GALLATIN, Tenn. (WTVF) — A ceremony was held at Beretta USA's Tennessee campus to celebrate the "constitutional carry" law passed through the state legislature this year.
While the law was a priority this year for Gov. Lee, it received criticism from numerous groups, including law enforcement over concerns it would increase crime. However, supporters claim they're supporting Second Amendment rights.
"Today is a day that singles and win for law abiding citizens in Tennessee. It also singles a win for preserving the second amendment in our state," said Lee," Starting July 1st, law abiding citizens from Tennessee will be able to carry a handgun in our state without unnecessary permission from the government."

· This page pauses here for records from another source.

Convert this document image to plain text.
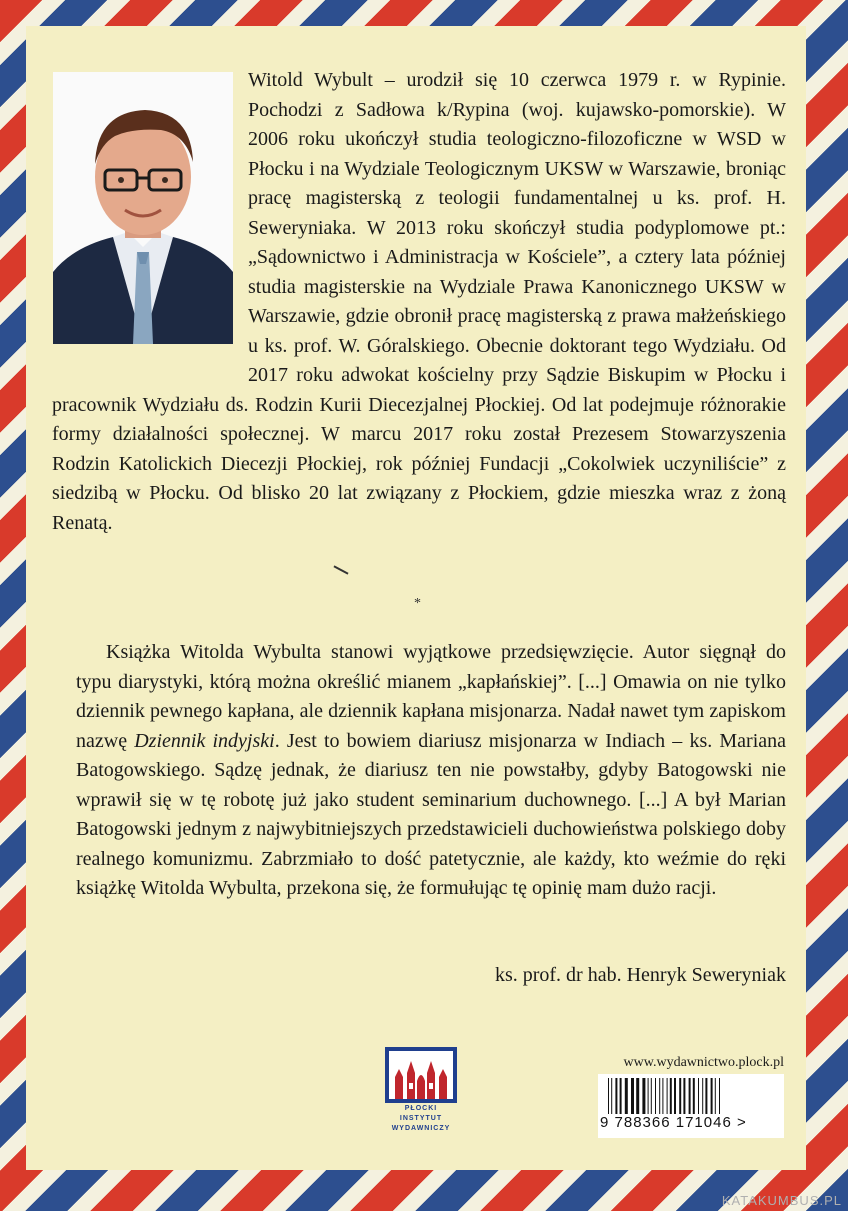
Witold Wybult – urodził się 10 czerwca 1979 r. w Rypinie. Pochodzi z Sadłowa k/Rypina (woj. kujawsko-pomorskie). W 2006 roku ukończył studia teologiczno-filozoficzne w WSD w Płocku i na Wydziale Teologicznym UKSW w Warszawie, broniąc pracę magisterską z teologii fundamentalnej u ks. prof. H. Seweryniaka. W 2013 roku skończył studia podyplomowe pt.: „Sądownictwo i Administracja w Kościele”, a cztery lata później studia magisterskie na Wydziale Prawa Kanonicznego UKSW w Warszawie, gdzie obronił pracę magisterską z prawa małżeńskiego u ks. prof. W. Góralskiego. Obecnie doktorant tego Wydziału. Od 2017 roku adwokat kościelny przy Sądzie Biskupim w Płocku i pracownik Wydziału ds. Rodzin Kurii Diecezjalnej Płockiej. Od lat podejmuje różnorakie formy działalności społecznej. W marcu 2017 roku został Prezesem Stowarzyszenia Rodzin Katolickich Diecezji Płockiej, rok później Fundacji „Cokolwiek uczyniliście” z siedzibą w Płocku. Od blisko 20 lat związany z Płockiem, gdzie mieszka wraz z żoną Renatą.

*

Książka Witolda Wybulta stanowi wyjątkowe przedsięwzięcie. Autor sięgnął do typu diarystyki, którą można określić mianem „kapłańskiej”. [...] Omawia on nie tylko dziennik pewnego kapłana, ale dziennik kapłana misjonarza. Nadał nawet tym zapiskom nazwę Dziennik indyjski. Jest to bowiem diariusz misjonarza w Indiach – ks. Mariana Batogowskiego. Sądzę jednak, że diariusz ten nie powstałby, gdyby Batogowski nie wprawił się w tę robotę już jako student seminarium duchownego. [...] A był Marian Batogowski jednym z najwybitniejszych przedstawicieli duchowieństwa polskiego doby realnego komunizmu. Zabrzmiało to dość patetycznie, ale każdy, kto weźmie do ręki książkę Witolda Wybulta, przekona się, że formułując tę opinię mam dużo racji.

ks. prof. dr hab. Henryk Seweryniak
PŁOCKI
INSTYTUT
WYDAWNICZY
www.wydawnictwo.plock.pl
9 788366 171046 >
KATAKUMBUS.PL
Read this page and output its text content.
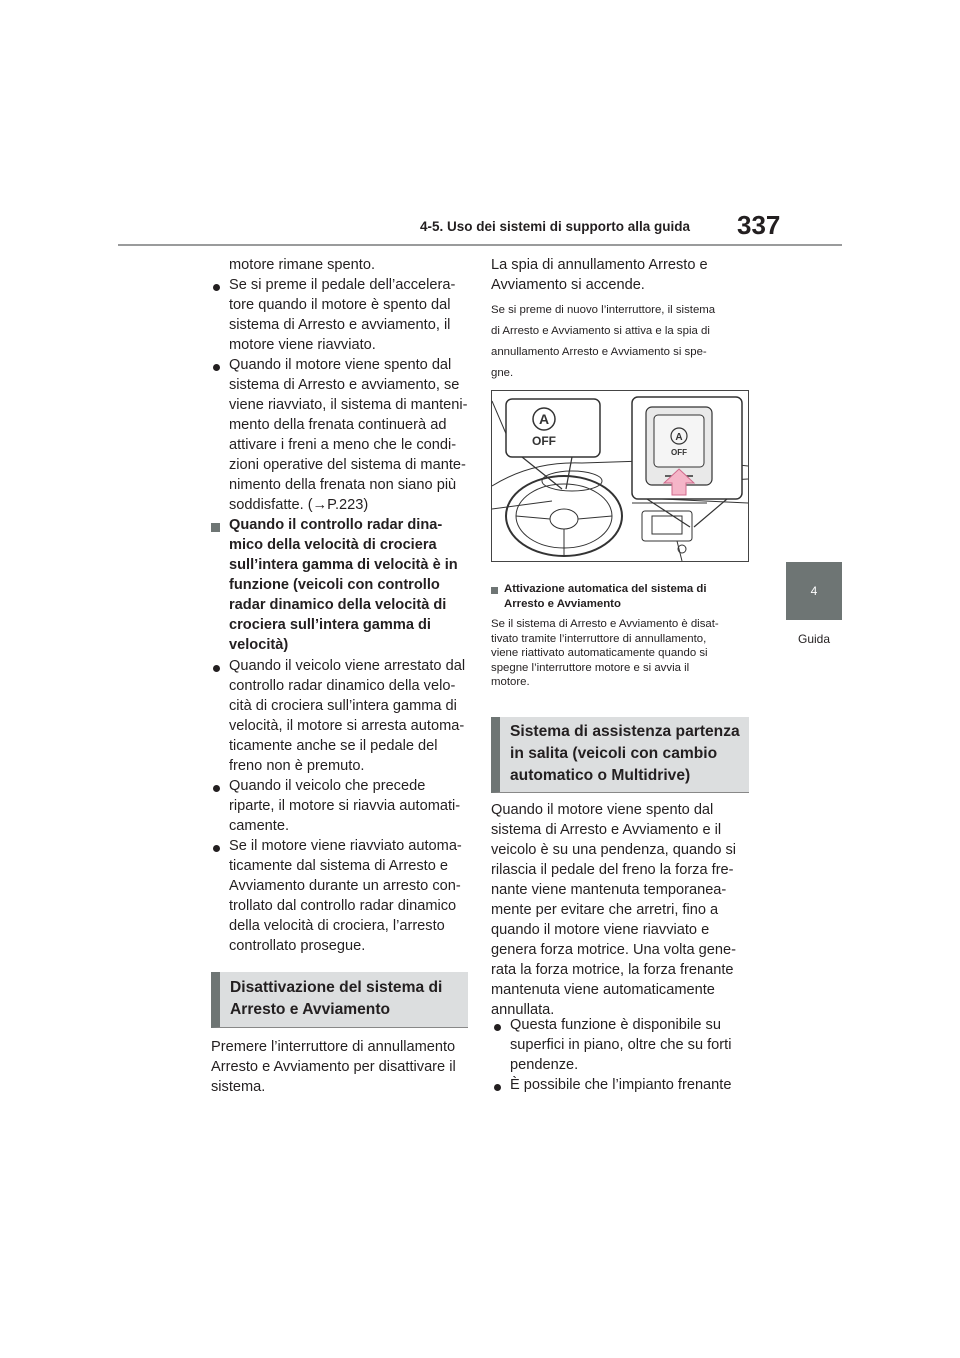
4-5. Uso dei sistemi di supporto alla guida 337
4
Guida
motore rimane spento.
Se si preme il pedale dell’accelera-
tore quando il motore è spento dal
sistema di Arresto e avviamento, il
motore viene riavviato.
Quando il motore viene spento dal
sistema di Arresto e avviamento, se
viene riavviato, il sistema di manteni-
mento della frenata continuerà ad
attivare i freni a meno che le condi-
zioni operative del sistema di mante-
nimento della frenata non siano più
soddisfatte. (→P.223)
Quando il controllo radar dina-
mico della velocità di crociera
sull’intera gamma di velocità è in
funzione (veicoli con controllo
radar dinamico della velocità di
crociera sull’intera gamma di
velocità)
Quando il veicolo viene arrestato dal
controllo radar dinamico della velo-
cità di crociera sull’intera gamma di
velocità, il motore si arresta automa-
ticamente anche se il pedale del
freno non è premuto.
Quando il veicolo che precede
riparte, il motore si riavvia automati-
camente.
Se il motore viene riavviato automa-
ticamente dal sistema di Arresto e
Avviamento durante un arresto con-
trollato dal controllo radar dinamico
della velocità di crociera, l’arresto
controllato prosegue.
Disattivazione del sistema di
Arresto e Avviamento
Premere l’interruttore di annullamento
Arresto e Avviamento per disattivare il
sistema.
La spia di annullamento Arresto e
Avviamento si accende.
Se si preme di nuovo l’interruttore, il sistema
di Arresto e Avviamento si attiva e la spia di
annullamento Arresto e Avviamento si spe-
gne.
A
OFF	A
OFF
Attivazione automatica del sistema di
Arresto e Avviamento
Se il sistema di Arresto e Avviamento è disat-
tivato tramite l’interruttore di annullamento,
viene riattivato automaticamente quando si
spegne l’interruttore motore e si avvia il
motore.
Sistema di assistenza partenza
in salita (veicoli con cambio
automatico o Multidrive)
Quando il motore viene spento dal
sistema di Arresto e Avviamento e il
veicolo è su una pendenza, quando si
rilascia il pedale del freno la forza fre-
nante viene mantenuta temporanea-
mente per evitare che arretri, fino a
quando il motore viene riavviato e
genera forza motrice. Una volta gene-
rata la forza motrice, la forza frenante
mantenuta viene automaticamente
annullata.
Questa funzione è disponibile su
superfici in piano, oltre che su forti
pendenze.
È possibile che l’impianto frenante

The legislation was officially signed into law in early April. The law allows military members aged 18 to 20 and adults 20 and older to carry open or concealed handguns without a permit. It goes into effect on July 1.
Additionally, the law will increase punishments for certain gun crimes; the theft of a firearm will be increased from a misdemeanor to a felony and will come with at least six months in jail.
"The right to bear arms it’s just important today as it was 230 years ago. With today’s signing, Tennessee becomes the 19th state in the country to have Constitutional Carry as a part of its law," Lee said.
On Wednesday afternoon, Lee joined Francesco Valente, Beretta USA's president and CEO, Lt. Governor Randy McNalley, Senator Jack Johnson, House Majority Leader Rep. William Lamberth in a ceremonially signing of the law at the facility in Gallatin.
The law does come with criticism from gun violence prevention organizations.
"I’m really disappointed in Governor Lee and our elected representatives with signing this bill into law," said Jessie McKinney, "I’m disappointed in the way they dismissed valid concerns from Tennesseans about this law, and I’m disappointed that they chose not to listen to the very, real concerns of multiple law-enforcement agencies as well," she said.
McKinney is a volunteer for Moms Demand Action’s Tennessee chapter, an advocacy group fighting to end gun violence.
"It is too late unfortunately to change the legislators minds about permit-less carry, and we presented evidence throughout the general session about the very real, and valid concerns that we and law enforcement had about the safety of this bill," McKinney said, "What this means is July first we’re going to have more Tennesseans carrying loaded handguns in public without any safety training."
McKinney says the responsibility to keep guns out of the wrong hands will fall on the gun owners.